Question

If l,m,n and a,b,c are direction cosines of two lines then

• A. they are parallel when la + mb + nc = 0
• B. they are perpendicular when \(\frac{l}{a}=\frac{m}{b}=\frac{n}{c}\)
• C. the direction ratios of the bisectors of the angles between l±a, m±b, n±c
• D. the direction ratios of the bisectors of the angles between l±a, m±b, n±c

Answer 1

The Correct Option is C

To solve this problem, we first need to understand the terms involved and their geometrical implications:

In three-dimensional geometry, direction cosines are cosines of angles between a line and the coordinate axes. For a line with direction cosines \(l\), \(m\), \(n\), these angles are formed with the x-axis, y-axis, and z-axis, respectively.

Let us examine each given scenario:

1. Consider two lines with direction cosines \(l, m, n\) and \(a, b, c\). It is stated that:

   The lines are parallel if: \(\frac{l}{a} = \frac{m}{b} = \frac{n}{c}\)

   This condition describes proportionality between the direction ratios, hence making lines parallel. This statement is incorrect in the context provided above where it was provided as a condition for perpendicularity.
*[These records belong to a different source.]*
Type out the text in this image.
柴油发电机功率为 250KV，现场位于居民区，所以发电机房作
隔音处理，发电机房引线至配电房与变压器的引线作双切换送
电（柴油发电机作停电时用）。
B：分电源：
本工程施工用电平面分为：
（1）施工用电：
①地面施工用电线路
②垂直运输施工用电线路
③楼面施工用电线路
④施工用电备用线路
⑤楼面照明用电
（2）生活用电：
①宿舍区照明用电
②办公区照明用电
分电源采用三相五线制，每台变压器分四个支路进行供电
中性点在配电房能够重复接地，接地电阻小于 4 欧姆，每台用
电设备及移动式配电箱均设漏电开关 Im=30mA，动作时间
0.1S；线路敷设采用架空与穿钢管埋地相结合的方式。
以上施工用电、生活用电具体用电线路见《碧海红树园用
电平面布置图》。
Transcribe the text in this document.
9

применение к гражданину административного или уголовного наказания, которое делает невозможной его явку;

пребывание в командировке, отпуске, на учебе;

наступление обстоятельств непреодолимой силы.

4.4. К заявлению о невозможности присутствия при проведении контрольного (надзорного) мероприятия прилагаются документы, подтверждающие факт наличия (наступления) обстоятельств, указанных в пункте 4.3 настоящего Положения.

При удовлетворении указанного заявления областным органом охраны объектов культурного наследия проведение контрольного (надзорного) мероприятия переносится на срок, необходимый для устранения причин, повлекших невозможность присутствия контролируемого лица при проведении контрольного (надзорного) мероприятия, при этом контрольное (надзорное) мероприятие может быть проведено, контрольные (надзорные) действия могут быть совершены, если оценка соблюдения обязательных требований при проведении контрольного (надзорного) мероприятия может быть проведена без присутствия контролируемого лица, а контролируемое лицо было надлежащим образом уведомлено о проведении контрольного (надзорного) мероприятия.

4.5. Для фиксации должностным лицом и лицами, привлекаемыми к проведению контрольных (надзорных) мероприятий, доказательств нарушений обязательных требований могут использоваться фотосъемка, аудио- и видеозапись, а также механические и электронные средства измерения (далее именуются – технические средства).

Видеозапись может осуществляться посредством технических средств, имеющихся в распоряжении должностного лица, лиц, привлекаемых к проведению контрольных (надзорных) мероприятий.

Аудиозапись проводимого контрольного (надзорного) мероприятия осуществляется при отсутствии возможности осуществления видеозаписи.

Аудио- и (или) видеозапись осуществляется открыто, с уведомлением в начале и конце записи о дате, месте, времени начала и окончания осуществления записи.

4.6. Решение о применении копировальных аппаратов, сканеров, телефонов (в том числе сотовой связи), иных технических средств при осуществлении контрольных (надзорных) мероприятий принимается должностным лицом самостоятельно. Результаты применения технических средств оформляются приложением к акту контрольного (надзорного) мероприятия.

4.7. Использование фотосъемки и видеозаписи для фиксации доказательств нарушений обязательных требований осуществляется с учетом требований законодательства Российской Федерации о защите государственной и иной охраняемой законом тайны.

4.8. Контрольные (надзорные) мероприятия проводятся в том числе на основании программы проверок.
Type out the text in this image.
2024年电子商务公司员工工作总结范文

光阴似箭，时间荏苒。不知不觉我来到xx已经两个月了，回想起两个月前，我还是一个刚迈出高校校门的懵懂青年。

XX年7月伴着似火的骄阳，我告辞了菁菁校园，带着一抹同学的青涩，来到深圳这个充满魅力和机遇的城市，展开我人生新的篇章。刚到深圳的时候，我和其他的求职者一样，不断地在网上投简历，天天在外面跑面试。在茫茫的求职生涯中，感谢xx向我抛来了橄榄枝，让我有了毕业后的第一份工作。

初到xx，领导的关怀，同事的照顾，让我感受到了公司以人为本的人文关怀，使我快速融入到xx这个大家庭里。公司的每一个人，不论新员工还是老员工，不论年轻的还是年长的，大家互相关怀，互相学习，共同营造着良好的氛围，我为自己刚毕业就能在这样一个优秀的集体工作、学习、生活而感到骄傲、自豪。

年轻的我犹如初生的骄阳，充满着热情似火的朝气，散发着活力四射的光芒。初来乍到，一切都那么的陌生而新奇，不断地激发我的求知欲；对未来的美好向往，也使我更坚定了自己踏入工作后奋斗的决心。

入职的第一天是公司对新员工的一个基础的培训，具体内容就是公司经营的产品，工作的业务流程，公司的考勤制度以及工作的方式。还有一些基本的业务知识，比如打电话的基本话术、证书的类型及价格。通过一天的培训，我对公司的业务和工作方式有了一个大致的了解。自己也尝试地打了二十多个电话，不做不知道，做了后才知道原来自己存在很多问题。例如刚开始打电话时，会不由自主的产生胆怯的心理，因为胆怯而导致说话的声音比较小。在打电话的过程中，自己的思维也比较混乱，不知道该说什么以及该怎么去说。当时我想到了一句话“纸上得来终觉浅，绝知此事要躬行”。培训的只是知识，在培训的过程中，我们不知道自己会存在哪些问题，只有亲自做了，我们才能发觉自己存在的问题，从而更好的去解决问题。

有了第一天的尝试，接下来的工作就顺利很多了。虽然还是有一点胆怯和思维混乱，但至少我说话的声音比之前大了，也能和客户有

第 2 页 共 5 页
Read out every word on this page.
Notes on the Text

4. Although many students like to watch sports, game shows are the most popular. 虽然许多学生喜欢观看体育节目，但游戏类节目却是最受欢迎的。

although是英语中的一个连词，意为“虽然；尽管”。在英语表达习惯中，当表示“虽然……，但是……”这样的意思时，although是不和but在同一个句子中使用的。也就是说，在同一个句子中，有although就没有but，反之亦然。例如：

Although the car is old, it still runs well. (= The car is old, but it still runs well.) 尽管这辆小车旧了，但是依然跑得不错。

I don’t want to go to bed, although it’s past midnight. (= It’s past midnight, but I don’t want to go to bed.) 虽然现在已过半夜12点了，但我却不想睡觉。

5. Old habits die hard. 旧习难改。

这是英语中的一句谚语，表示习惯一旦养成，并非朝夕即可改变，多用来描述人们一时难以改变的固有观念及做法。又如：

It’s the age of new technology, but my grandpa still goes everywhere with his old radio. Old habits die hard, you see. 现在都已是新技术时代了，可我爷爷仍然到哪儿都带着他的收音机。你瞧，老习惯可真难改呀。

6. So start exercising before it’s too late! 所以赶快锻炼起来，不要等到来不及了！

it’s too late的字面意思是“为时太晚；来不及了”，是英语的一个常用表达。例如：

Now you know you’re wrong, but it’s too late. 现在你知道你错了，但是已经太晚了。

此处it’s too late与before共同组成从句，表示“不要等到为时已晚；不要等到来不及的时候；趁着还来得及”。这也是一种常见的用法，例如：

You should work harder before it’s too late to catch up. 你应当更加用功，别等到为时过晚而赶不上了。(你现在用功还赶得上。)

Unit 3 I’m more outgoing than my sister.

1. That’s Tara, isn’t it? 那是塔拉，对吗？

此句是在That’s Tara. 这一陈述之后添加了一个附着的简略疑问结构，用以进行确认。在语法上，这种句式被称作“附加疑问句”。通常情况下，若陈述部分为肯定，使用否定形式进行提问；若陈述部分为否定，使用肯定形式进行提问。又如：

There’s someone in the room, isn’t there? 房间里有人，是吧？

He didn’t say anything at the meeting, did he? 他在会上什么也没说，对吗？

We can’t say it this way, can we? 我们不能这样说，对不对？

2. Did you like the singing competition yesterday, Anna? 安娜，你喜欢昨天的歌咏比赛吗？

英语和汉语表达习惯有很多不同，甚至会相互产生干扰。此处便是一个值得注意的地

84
2. The lines are perpendicular if: \(la + mb + nc = 0\)

   This condition is derived from the dot product of two vectors being zero, thus indicating orthogonality. This statement is essentially about perpendicularity, contradicting the initial proposition.

3. As per the options, the correct answer is: "the direction ratios of the bisectors of the angles between l±a, m±b, n±c".

   Let's examine what this means:

   The direction cosines of the bisectors of the angles between two lines can be expressed as either the sum or difference of their direction cosines, which is what's encapsulated by the expression \(l \pm a\), \(m \pm b\), and \(n \pm c\).

   Thus, this statement correctly refers to the direction cosines of the angle bisectors, encompassing conditions for both sum and difference.

From the analysis above, it is clear that the expression regarding the direction ratios of the bisectors of angles between \(l\pm a\), \(m\pm b\), \(n\pm c\) indeed correctly describes how these bisectors would appear in terms of direction cosines. Hence, it's the correct choice.